Noel Cuffe is the manager of Australia’s first organic spelling and saleyards.
Story Kerry Sharp Photos Shane Eecen
A Kimberley road train is unloading at the Bohning Cattle Yards outside Alice Springs and manager Noel Cuffe is on standby to scrutinise its precious cargo. His job dictates that every beast be meticulously checked in case any are unfit to continue their journey.
“Animal welfare is our prime focus,” says the former New South Wales sheep musterer and now vital cog in upholding Australia’s rigorous, best-practice livestock welfare standards. “We spell the cattle here for the required hours, determined by how long they’ve been in transit, and their owners entrust us to ensure they’re well-fed and watered and sent off with a clean bill of health. Any animal found with an issue is kept aside and cared for until it’s fit to travel. The buck stops with me as yard manager and if a problem slips through the net and is picked up down the line, I haven’t done my job properly.” That job also involves scanning NLIS (National Livestock Identification System) ear-tags, which give lifetime traceability of cattle transiting through different zones.

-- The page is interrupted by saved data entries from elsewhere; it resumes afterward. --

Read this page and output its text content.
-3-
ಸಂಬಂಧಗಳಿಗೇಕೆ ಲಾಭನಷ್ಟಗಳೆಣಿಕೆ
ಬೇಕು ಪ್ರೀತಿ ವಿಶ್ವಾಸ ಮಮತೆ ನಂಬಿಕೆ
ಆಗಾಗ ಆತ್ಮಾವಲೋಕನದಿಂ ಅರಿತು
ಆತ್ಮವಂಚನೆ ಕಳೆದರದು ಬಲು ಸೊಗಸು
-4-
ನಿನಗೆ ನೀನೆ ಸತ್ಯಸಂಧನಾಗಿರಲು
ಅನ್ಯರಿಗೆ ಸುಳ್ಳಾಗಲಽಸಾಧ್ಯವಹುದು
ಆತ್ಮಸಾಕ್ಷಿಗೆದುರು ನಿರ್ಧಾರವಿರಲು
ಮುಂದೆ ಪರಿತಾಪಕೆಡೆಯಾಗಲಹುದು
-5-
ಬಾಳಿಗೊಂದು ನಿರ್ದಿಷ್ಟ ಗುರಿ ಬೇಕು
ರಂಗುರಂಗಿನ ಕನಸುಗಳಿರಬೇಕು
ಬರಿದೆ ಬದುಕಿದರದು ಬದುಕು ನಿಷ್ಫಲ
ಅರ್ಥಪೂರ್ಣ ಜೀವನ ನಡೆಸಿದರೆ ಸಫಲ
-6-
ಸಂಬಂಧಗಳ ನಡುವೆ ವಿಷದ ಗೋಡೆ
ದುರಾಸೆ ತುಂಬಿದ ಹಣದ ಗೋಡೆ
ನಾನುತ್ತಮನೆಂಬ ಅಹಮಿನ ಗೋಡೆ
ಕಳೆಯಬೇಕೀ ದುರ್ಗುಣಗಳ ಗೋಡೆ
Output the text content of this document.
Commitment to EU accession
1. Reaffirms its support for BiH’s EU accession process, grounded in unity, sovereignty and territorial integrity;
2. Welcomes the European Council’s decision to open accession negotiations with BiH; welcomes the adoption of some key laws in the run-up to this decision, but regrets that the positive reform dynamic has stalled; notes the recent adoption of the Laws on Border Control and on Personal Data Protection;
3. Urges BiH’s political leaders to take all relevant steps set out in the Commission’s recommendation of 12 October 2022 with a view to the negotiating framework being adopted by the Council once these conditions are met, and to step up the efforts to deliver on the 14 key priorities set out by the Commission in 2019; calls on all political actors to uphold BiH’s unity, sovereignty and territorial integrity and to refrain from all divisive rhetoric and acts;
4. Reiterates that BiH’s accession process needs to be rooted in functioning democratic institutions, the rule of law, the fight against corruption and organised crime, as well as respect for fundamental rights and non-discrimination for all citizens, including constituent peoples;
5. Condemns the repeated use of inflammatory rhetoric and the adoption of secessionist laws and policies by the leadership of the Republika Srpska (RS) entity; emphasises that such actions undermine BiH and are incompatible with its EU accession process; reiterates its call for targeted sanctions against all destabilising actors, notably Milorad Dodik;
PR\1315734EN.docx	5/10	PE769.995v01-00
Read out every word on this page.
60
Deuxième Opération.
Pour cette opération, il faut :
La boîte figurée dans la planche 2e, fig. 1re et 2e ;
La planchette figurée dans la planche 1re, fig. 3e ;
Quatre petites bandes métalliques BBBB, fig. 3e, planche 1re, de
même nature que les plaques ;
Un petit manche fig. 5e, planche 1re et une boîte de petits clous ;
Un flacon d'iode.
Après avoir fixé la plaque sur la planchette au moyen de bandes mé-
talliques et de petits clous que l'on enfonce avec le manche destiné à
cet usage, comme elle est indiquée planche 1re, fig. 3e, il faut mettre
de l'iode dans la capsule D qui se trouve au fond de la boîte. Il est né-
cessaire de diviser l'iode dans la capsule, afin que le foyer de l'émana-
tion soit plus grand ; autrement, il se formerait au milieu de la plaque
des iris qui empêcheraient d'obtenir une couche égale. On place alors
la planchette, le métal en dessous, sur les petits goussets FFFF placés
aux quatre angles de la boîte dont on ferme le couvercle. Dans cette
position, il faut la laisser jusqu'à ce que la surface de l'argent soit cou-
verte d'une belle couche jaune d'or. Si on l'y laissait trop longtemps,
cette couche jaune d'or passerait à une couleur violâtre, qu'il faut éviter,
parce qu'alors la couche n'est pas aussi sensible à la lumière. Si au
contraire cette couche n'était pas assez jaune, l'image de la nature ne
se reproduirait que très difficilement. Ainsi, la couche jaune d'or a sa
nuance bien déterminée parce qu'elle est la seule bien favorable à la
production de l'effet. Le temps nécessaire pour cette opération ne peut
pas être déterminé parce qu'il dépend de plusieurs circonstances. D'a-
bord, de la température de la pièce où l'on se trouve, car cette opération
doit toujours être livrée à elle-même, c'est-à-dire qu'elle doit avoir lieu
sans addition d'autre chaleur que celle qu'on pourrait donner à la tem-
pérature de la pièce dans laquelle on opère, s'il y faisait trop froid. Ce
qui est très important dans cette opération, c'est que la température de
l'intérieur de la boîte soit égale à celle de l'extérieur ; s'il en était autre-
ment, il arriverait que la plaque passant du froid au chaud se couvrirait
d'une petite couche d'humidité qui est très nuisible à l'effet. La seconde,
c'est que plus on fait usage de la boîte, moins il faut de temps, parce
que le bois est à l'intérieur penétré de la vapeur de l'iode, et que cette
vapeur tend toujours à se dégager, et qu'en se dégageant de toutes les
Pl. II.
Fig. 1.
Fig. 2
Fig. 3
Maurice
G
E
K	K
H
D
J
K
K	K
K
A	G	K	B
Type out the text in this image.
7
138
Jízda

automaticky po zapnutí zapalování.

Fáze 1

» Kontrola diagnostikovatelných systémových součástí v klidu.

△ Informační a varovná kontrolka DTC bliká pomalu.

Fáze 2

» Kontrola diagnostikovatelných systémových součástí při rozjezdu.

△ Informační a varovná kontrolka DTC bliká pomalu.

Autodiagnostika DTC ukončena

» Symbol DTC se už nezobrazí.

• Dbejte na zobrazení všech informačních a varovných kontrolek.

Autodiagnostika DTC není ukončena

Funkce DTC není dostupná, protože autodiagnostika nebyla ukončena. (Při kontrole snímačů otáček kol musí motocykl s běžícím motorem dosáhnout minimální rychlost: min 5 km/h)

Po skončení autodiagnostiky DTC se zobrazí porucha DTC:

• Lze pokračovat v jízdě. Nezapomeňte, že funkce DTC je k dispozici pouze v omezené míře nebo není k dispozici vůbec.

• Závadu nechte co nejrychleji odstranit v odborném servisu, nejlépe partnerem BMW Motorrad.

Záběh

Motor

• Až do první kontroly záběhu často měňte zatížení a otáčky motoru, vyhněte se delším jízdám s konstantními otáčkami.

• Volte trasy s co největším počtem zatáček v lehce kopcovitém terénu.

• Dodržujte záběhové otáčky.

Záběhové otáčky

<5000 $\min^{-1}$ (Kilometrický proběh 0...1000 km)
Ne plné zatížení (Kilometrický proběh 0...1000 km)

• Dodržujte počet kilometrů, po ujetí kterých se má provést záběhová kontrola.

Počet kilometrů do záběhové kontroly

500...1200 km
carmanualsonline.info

Noel has inspected more than 200,000 head of cattle since arriving at Central Australia’s only livestock spelling yards in 2013. The crucial ‘rest stop’ owned by the Northern Territory Cattlemen’s Association (NTCA) sits between stations to the north and north-west, and the final 12–14-hour run into South Australia and beyond.
“We mainly spell cattle in winter,” Noel says. “We handle Top End cattle going to southern meatworks, southern cattle heading north for live export, and a good stream of weaners transferring from West Australian breeder stations to Western Queensland fattening properties all owned by the same companies.”